April 13, 2015

Sail on, sailor

This just in: getting old sucks. Where do I start? Well, let's start with the reason I haven't blogged this week. I'm sailing rough seas in a tiny boat. I'm on an elevator that sometimes goes sideways. What am I talking about? I've got one word for you: vertigo.

That's right. My right ear is infected, somewhere deep in darkest Africa. Tiny calcium crystals have shaken loose from their moorings and they are wreaking havoc among the delicate and sensitive and completely blameless little hairs and nerve endings that tell my brain that we are upright in a crazy world. I'm swaying, I'm staggering, I'm flailing from doorpost to chair back. This is a righteous drag. Although, looking on the bright side, I haven't puked yet.

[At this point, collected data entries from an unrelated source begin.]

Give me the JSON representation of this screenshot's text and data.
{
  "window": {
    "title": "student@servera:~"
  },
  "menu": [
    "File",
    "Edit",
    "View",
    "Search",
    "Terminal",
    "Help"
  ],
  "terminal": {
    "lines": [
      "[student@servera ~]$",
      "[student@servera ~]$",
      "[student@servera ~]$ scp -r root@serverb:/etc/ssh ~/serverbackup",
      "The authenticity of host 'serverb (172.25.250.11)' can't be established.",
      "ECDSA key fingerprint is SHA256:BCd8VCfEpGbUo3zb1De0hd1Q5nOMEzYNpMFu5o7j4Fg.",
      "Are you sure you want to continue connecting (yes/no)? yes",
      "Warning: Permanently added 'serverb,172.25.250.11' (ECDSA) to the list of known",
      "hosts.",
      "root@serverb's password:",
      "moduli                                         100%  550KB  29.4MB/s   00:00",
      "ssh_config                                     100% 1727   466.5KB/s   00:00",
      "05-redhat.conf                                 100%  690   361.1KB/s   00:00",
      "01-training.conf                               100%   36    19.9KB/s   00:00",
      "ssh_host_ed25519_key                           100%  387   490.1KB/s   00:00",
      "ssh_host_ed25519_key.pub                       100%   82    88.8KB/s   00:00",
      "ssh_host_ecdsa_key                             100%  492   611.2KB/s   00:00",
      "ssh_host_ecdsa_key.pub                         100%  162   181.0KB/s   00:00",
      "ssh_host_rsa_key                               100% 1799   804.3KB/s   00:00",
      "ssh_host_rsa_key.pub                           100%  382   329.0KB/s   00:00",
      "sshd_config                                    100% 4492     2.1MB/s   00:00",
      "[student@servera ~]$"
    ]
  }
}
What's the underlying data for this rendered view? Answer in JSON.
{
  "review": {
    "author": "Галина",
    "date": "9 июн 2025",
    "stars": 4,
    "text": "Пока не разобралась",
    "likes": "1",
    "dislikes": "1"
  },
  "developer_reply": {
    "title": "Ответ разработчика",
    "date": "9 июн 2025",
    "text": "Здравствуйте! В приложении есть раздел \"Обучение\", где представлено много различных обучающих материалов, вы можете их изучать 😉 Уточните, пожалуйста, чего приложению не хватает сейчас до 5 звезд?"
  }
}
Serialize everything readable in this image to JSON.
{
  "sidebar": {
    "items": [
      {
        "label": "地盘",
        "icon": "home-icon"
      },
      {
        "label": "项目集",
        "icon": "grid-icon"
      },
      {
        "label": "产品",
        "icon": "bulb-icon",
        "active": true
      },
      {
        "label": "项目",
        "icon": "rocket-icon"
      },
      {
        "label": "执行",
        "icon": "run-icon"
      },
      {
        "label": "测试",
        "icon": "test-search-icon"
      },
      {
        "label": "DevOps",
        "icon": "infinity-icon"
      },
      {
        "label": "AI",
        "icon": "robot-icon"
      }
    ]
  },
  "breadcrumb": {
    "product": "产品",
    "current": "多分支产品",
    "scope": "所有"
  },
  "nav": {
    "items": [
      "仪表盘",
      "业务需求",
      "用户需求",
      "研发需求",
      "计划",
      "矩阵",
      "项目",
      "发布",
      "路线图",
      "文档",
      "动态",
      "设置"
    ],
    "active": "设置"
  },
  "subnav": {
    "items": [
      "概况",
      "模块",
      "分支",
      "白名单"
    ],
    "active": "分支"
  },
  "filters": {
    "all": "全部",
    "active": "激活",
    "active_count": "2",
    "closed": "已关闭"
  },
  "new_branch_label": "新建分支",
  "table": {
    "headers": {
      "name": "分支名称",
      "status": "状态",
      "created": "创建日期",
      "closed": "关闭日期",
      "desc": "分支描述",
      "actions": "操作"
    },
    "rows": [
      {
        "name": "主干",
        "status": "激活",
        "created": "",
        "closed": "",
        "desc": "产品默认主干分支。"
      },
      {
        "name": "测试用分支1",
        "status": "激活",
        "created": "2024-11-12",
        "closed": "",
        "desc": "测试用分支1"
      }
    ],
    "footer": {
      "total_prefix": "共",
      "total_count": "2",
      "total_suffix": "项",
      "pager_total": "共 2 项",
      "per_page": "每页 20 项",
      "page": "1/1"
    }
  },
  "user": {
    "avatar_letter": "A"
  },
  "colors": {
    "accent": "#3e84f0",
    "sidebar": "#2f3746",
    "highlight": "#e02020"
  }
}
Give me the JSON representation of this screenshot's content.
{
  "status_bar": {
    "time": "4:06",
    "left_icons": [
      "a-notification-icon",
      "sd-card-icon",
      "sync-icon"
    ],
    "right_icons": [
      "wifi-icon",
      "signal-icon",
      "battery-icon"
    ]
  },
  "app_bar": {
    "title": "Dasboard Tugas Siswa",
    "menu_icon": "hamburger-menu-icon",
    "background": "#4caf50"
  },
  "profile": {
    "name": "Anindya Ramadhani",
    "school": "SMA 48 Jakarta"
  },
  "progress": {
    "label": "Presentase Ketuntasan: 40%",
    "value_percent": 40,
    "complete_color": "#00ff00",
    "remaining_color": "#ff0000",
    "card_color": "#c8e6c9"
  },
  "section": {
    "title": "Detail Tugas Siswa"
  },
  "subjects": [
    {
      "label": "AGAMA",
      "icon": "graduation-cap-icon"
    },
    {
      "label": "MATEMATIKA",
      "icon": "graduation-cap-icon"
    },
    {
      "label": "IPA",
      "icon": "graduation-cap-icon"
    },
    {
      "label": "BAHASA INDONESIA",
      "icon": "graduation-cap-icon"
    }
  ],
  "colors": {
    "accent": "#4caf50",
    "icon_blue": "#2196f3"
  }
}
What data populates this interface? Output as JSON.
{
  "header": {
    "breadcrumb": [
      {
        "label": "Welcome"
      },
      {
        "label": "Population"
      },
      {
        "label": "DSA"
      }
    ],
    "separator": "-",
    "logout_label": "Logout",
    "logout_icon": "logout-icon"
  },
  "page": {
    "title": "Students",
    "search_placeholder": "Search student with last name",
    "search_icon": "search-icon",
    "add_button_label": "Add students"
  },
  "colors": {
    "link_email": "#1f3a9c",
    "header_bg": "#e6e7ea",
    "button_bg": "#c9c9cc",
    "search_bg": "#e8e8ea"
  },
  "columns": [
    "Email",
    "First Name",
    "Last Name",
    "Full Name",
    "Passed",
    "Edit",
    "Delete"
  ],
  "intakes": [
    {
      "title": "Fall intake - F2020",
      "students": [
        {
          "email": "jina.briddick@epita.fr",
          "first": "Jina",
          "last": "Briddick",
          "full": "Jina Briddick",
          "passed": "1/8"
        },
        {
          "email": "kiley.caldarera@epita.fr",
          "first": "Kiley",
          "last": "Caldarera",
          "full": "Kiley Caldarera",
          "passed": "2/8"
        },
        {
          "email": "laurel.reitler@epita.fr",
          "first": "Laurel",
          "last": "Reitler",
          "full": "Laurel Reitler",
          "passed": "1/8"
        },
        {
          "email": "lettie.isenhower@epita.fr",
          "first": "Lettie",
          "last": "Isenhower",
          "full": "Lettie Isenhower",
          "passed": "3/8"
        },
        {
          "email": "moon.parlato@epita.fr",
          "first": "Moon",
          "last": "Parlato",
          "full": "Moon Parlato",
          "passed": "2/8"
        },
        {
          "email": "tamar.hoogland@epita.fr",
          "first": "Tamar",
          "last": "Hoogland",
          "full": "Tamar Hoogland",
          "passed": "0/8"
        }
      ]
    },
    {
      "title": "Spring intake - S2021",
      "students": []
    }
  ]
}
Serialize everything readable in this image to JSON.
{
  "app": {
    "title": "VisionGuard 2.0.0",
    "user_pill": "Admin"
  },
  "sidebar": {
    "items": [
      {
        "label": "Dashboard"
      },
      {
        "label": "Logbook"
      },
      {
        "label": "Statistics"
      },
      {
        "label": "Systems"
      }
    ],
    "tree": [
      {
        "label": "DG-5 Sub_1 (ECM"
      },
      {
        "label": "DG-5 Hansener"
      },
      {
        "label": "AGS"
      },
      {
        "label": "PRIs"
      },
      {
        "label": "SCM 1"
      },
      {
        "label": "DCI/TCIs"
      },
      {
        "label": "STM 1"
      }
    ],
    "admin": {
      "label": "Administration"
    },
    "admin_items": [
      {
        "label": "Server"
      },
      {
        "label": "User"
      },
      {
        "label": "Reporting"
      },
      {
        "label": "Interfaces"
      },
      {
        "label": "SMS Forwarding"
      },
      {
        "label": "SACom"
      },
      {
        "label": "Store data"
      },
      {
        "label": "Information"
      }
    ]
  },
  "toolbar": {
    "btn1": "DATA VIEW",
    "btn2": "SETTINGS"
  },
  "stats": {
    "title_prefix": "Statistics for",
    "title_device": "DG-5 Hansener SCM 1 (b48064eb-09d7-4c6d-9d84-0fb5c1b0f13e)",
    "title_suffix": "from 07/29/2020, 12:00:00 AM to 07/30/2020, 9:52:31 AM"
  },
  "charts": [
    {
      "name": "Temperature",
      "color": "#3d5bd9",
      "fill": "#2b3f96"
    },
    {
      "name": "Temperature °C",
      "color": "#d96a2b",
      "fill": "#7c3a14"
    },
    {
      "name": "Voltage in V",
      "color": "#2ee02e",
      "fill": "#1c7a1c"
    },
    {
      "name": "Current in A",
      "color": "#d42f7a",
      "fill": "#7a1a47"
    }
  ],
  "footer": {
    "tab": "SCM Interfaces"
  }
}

I'm not going to write much today, because sitting at the keyboard makes it worse. Who knew typing was such a balancing act? Tiny motions, little movements of my head, my hands, and I'm swirling again. I can't find my place in time and space. I can feel my blood, though, crashing in my head. It's loud in here. Once again I discover the truth: my mind is trying to kill me.

I have a doctor's appointment on Friday, if I can last that long. And I have a 55,000-word paper between me and freedom. I almost turned it down, but it will pay my rent. Beggars, choosers. This is a torture I never imagined, editing with vertigo. I'd cry, but I need to hold my head still.

I have so much to catch you up on: At the top of the list is the ongoing saga of finding my mother a place to live. My sister is coming to town in two weeks. The siblings are going to be together, all four us, to discuss the situation with Mom. My poor old scrawny mother will probably feel like it's an intervention. Luckily, she is still a free agent: it's her money, her life, her last years. I hope she goes out fighting. But not with me, I don't want to be the caregiver she gifts with a black eye. Just so we are clear.

Meanwhile, my car is still going, my cat is still operational, the weather alternates between awesome and abysmal (it's spring in Portland). Everything has a new uncertainty these days, when vertical is no longer something to be taken for granted. A symptom of old age, so I read. I'd like to see this experience as a sign of my increasing wisdom, but I'm pretty sure I peaked in my 40s. Downhill from here, folks, in a hellish hand-basket.